November 01, 2016
The rising cost of school tuition in Iran has been a major source of concern for many parents who worry about their children’s future.
In recent years, a large number of students have been forced to drop out of school because their families have not been able to shoulder the steep cost of tuition.
There is no apparent justification for exorbitant fees charged by private schools. The Ministry of Education has made a few half-hearted attempts to impose a cap on tuition fees, but it has failed miserably.
Although the Islamic republic’s constitution guarantees free education for everyone at all levels with the exception of university studies, all public schools charge students some sort of fee.
A number of students from Shahid Chamran School in Kerman province, were recently flogged by the school principal for failing to pay their 30,000 tomans ($10) school tuition. The provincial school district has tried to discredit the report, describing it as “biased and fabricated”. However, a video clip has surfaced that shows students identifying the school principal by name reiterating they had been expelled from Chamran school.
In another case, newspapers reported that over 4,000 students in Roudbar township in Kerman Province had not paid for their textbooks. It has also emerged that Kerman school district currently owes 100 million tomans ( $31,000) to publishers of school textbooks.
School Tuition: A Nightmare
The decision by public schools to charge students’ tuition fees has put undue pressure on many families who are already experiencing financial hardship. They fear that their children may not be able to continue with their education.
Kayhan-London has spoken to the father of a high school student who has fallen behind on tuition payments for the current calendar year. He said: “The vice-principal asks my son, every day, when they could expect a payment. My son can not concentrate in the classroom. This is between us and the school officials; my son should not be subjected to that sort of pressure. We are stressed out. This has turned into a nightmare.”
The father, who works for a subsidiary of the National Iranian Gas Company in Qazvin (93 miles northwest of Tehran), told Kayhan that he had not been paid his salary for the past six months. He has been struggling to make ends meet. Meanwhile, his older son must pay his university tuition for the current term in advance, or he will not be able to take any more course credits. So, the family has decided to pay his tuition at the exclusion of all other urgent expenses. As a consequence, the man’s younger son will not be able to attend math and physics classes at his high school as he had hoped for, and instead, will have to settle for courses in empirical sciences.
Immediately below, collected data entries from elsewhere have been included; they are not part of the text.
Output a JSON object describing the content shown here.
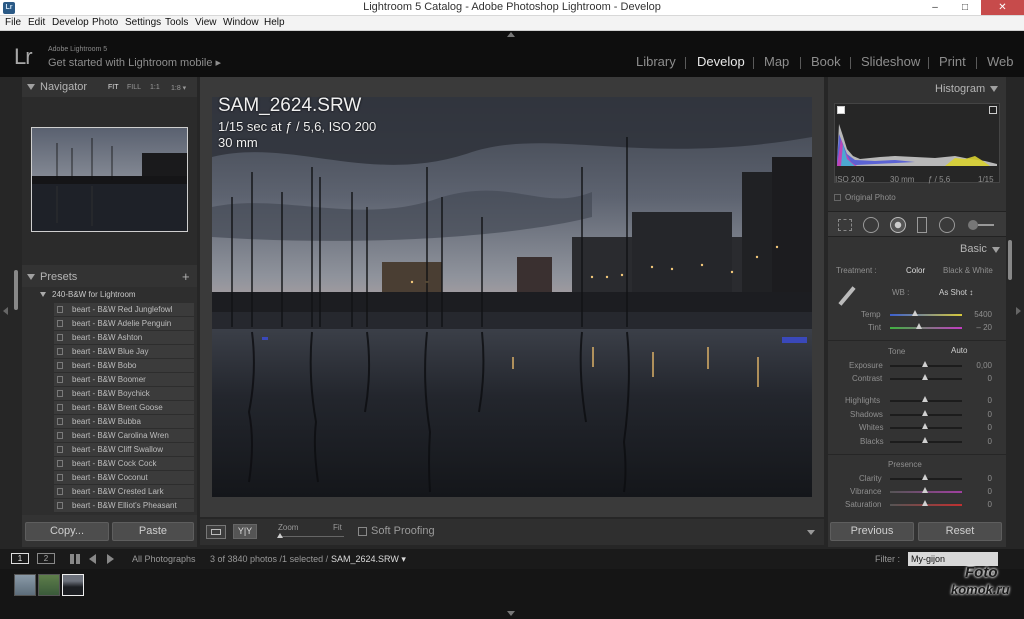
{
  "window": {
    "title": "Lightroom 5 Catalog - Adobe Photoshop Lightroom - Develop",
    "minimize": "–",
    "maximize": "□",
    "close": "✕",
    "app_icon": "Lr"
  },
  "menu": [
    "File",
    "Edit",
    "Develop",
    "Photo",
    "Settings",
    "Tools",
    "View",
    "Window",
    "Help"
  ],
  "identity": {
    "logo": "Lr",
    "version": "Adobe Lightroom 5",
    "mobile_prompt": "Get started with Lightroom mobile ▸"
  },
  "modules": [
    "Library",
    "Develop",
    "Map",
    "Book",
    "Slideshow",
    "Print",
    "Web"
  ],
  "active_module": "Develop",
  "navigator": {
    "title": "Navigator",
    "options": [
      "FIT",
      "FILL",
      "1:1",
      "1:8 ▾"
    ]
  },
  "presets": {
    "title": "Presets",
    "add": "+",
    "folder": "240-B&W for Lightroom",
    "items": [
      "beart - B&W Red Junglefowl",
      "beart - B&W Adelie Penguin",
      "beart - B&W Ashton",
      "beart - B&W Blue Jay",
      "beart - B&W Bobo",
      "beart - B&W Boomer",
      "beart - B&W Boychick",
      "beart - B&W Brent Goose",
      "beart - B&W Bubba",
      "beart - B&W Carolina Wren",
      "beart - B&W Cliff Swallow",
      "beart - B&W Cock Cock",
      "beart - B&W Coconut",
      "beart - B&W Crested Lark",
      "beart - B&W Elliot's Pheasant"
    ]
  },
  "left_buttons": {
    "copy": "Copy...",
    "paste": "Paste"
  },
  "photo_info": {
    "filename": "SAM_2624.SRW",
    "exposure": "1/15 sec at ƒ / 5,6, ISO 200",
    "focal": "30 mm"
  },
  "toolbar": {
    "zoom": "Zoom",
    "fit": "Fit",
    "soft_proofing": "Soft Proofing",
    "yy": "Y|Y"
  },
  "histogram": {
    "title": "Histogram",
    "iso": "ISO 200",
    "focal": "30 mm",
    "aperture": "ƒ / 5,6",
    "shutter": "1/15",
    "original": "Original Photo"
  },
  "basic": {
    "title": "Basic",
    "treatment_label": "Treatment :",
    "treatment_color": "Color",
    "treatment_bw": "Black & White",
    "wb_label": "WB :",
    "wb_value": "As Shot ↕",
    "temp_label": "Temp",
    "temp_value": "5400",
    "tint_label": "Tint",
    "tint_value": "– 20",
    "tone_label": "Tone",
    "auto": "Auto",
    "exposure_label": "Exposure",
    "exposure_value": "0,00",
    "contrast_label": "Contrast",
    "contrast_value": "0",
    "highlights_label": "Highlights",
    "highlights_value": "0",
    "shadows_label": "Shadows",
    "shadows_value": "0",
    "whites_label": "Whites",
    "whites_value": "0",
    "blacks_label": "Blacks",
    "blacks_value": "0",
    "presence_label": "Presence",
    "clarity_label": "Clarity",
    "clarity_value": "0",
    "vibrance_label": "Vibrance",
    "vibrance_value": "0",
    "saturation_label": "Saturation",
    "saturation_value": "0"
  },
  "right_buttons": {
    "previous": "Previous",
    "reset": "Reset"
  },
  "filmbar": {
    "screen1": "1",
    "screen2": "2",
    "source": "All Photographs",
    "count": "3 of 3840 photos /1 selected /",
    "file": "SAM_2624.SRW ▾",
    "filter_label": "Filter :",
    "filter_value": "My-gijon"
  },
  "watermark": {
    "line1": "Foto",
    "line2": "komok.ru"
  },
  "colors": {
    "accent": "#e8e8e8",
    "panel": "#333333",
    "background": "#262626"
  }
}
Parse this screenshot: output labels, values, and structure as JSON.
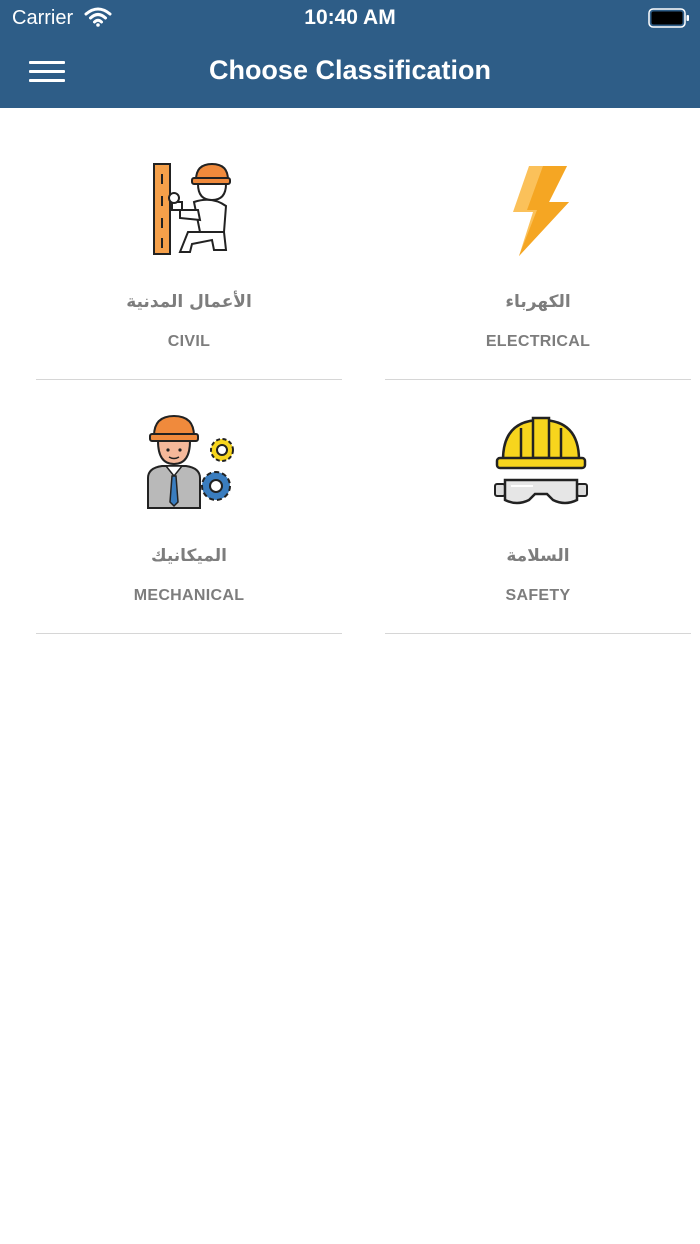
{
  "status_bar": {
    "carrier": "Carrier",
    "time": "10:40 AM"
  },
  "nav": {
    "title": "Choose Classification",
    "menu_icon": "hamburger-menu-icon"
  },
  "classifications": [
    {
      "label_ar": "الكهرباء",
      "label_en": "ELECTRICAL",
      "icon": "lightning-bolt-icon"
    },
    {
      "label_ar": "الأعمال المدنية",
      "label_en": "CIVIL",
      "icon": "construction-worker-icon"
    },
    {
      "label_ar": "السلامة",
      "label_en": "SAFETY",
      "icon": "hardhat-goggles-icon"
    },
    {
      "label_ar": "الميكانيك",
      "label_en": "MECHANICAL",
      "icon": "engineer-gears-icon"
    }
  ],
  "colors": {
    "nav_bg": "#2e5d87",
    "label_gray": "#7d7d7d",
    "divider": "#d6d6d6",
    "bolt_orange": "#f5a623",
    "helmet_yellow": "#f7d51d",
    "helmet_orange": "#f08a3c"
  }
}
School officials refused to speak to Kayhan about these issues when contacted.
Constitution: Just a Piece of Paper
The Article 30 of the Islamic republic’s constitution clearly states “The government is responsible for providing the means for public education for everyone up to the end of high school. It must expand free higher education until the point when the nation reaches self-sufficiency.”
Education officials in Iran have conveniently circumvented the law by allowing public schools to ask parents to pay a so-called “voluntary” annual fee which, in practice, translates into mandatory tuition. And despite the overwhelming evidence to the contrary, the officials continue to insist that all cash contributions to school officials are made purely on a voluntary basis. And yet, most public schools demand that parents pay an annual fee.
Meanwhile, the Ministry of Education has made no effort to address this issue.
Kayhan recently spoke to a retired educator about the public school system and the fee structure. He said: “The Ministry of Education allocates a specific budget to each public school based on the number of students enrolled. The funds should cover salaries and operational expenses. Frequently, however, the ministry short-changes the schools because it simply runs out of funds. So, to compensate for their budgetary deficits, schools are forced to ask parents for cash contributions in order to meet their daily operational expenses such as paying utility bills, repairs and general maintenance.”
The Ministry of Education’s failure to meet its budgetary obligations has created a nationwide crisis within the public school system. The ministry, in turn, blames the government for not allocating a larger budget for its operation. The former minister of education, Ali Asghar Fani, has come under fire from a number of Majlis deputies who hold him responsible for the current problem.